How to Provide Wi-fi Security for Visitors
If you're putting your own property on the short term rental market, you probably know that in addition to pillows and towels, you've definitely got to offer wi-fi for your guests. But admit it: You spent more time choosing potpourri and doormats than you did researching how to purchase, setup, secure, and install the router. Literally anyone can be a hacker — a bored teenager who opted to stay in for the day rather than going sightseeing with the fam — and it's insanely easy to breach the security of a wi-fi router.
- Lock it up! You've seen those plastic cases that prevent the hot-and-cold wars in public office spaces by preventing access to thermostats. Do the same thing with your router! In fact, save money and buy an enclosure that was designed for a thermostat. Your visitors should not be able to access the router in any physical way, including the ability to hit the reset button with a paper clip.
- Edit the administrative capabilities. Only you should be able to access the router remotely. If you don't set this up, anyone will be able to reference the default settings for your router and become the new administrator. So, yeah, this means that if the wi-fi goes down, your renter can't just manually reboot the router. Don't swap wi-fi security for convenience. You can remotely reset your router by accessing it with the admin settings that you set up.

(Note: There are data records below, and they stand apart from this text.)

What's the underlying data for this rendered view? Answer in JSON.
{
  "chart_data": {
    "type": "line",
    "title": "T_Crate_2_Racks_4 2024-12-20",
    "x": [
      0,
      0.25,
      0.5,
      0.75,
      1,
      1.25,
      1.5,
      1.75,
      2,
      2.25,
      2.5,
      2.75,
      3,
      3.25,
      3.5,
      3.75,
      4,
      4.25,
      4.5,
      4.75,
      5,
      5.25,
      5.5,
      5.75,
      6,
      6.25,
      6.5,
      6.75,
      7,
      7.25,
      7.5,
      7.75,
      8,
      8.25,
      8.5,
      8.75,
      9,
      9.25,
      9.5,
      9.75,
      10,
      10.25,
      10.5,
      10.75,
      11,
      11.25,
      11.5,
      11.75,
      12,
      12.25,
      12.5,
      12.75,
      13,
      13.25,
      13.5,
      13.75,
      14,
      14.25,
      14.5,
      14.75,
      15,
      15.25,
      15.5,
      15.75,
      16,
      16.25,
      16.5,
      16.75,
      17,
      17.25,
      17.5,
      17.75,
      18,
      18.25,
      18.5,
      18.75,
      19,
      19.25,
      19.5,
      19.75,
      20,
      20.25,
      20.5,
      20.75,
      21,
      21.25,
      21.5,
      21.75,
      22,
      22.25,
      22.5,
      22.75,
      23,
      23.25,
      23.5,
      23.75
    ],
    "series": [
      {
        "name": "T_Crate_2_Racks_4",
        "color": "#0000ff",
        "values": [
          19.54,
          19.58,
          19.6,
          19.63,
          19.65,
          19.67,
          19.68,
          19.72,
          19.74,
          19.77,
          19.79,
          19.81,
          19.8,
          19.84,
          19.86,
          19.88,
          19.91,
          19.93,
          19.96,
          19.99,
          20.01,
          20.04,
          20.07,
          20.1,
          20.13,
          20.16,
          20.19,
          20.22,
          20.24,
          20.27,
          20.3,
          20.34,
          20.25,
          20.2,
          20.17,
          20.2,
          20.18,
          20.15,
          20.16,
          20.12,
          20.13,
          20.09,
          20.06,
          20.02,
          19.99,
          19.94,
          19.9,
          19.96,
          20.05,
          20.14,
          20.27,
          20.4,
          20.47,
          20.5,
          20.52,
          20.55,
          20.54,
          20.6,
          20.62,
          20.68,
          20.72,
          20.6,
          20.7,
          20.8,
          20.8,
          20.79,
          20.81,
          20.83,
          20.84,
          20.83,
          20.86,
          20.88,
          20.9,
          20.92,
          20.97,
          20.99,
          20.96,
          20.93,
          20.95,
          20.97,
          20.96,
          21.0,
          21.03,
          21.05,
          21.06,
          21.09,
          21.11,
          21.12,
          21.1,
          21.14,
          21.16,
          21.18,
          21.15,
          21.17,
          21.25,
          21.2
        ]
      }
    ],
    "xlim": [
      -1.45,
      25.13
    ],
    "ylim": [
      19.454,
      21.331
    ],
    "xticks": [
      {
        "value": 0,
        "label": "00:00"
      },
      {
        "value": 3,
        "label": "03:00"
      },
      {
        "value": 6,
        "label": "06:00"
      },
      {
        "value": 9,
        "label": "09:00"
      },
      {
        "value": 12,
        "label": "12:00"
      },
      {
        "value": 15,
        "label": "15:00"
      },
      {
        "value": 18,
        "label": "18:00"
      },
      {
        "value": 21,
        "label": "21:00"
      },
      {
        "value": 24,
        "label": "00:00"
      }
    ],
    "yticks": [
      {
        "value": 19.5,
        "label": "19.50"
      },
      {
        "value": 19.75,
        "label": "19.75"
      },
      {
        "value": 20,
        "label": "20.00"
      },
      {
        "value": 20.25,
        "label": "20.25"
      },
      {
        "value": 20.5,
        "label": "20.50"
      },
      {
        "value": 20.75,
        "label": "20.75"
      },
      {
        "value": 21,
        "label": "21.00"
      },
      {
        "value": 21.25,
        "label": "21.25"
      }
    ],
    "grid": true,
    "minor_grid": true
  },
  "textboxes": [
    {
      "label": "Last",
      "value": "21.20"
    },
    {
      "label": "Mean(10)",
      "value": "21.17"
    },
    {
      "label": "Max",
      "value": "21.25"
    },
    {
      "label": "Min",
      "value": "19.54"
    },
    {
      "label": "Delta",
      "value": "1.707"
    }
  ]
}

- Every manufacturer offers online access to their manual. Follow the instructions to reset factory defaults.
- Additionally, check your router's instructions for creating a filter so that only YOU can remotely manage the router.
- Create a different network for your visitors. Buy a separate router with a different wi-fi setup than your personal connection. Don't share your wi-fi.
- Routinely back up and restore your router settings. You don't have to do this after every visitor, but a routine refresh is in order to thwart any potential hacks. Reference your router's support documentation — and again, it's going to be online.
- Add an Online Safety section to your welcome note. You've enclosed a personal note to your renters, telling them where to find the best coffee and maybe you've even left them a little mason jar of homemade jam. Great. Also, share some tips with them to keep themselves safe online — education helps everyone stay safe. This threat isn't going away soon. Print out some of the tips above for your renters, or share this link with them!
With 60 million users on Airbnb alone, chances are you will stay at or provide a short term rental sometime this year. Whether it's with Airbnb, HomeAway, VRBO, or any other service — these rentals provide millions of global opportunities for cyber attack. Follow these steps and keep your data secure.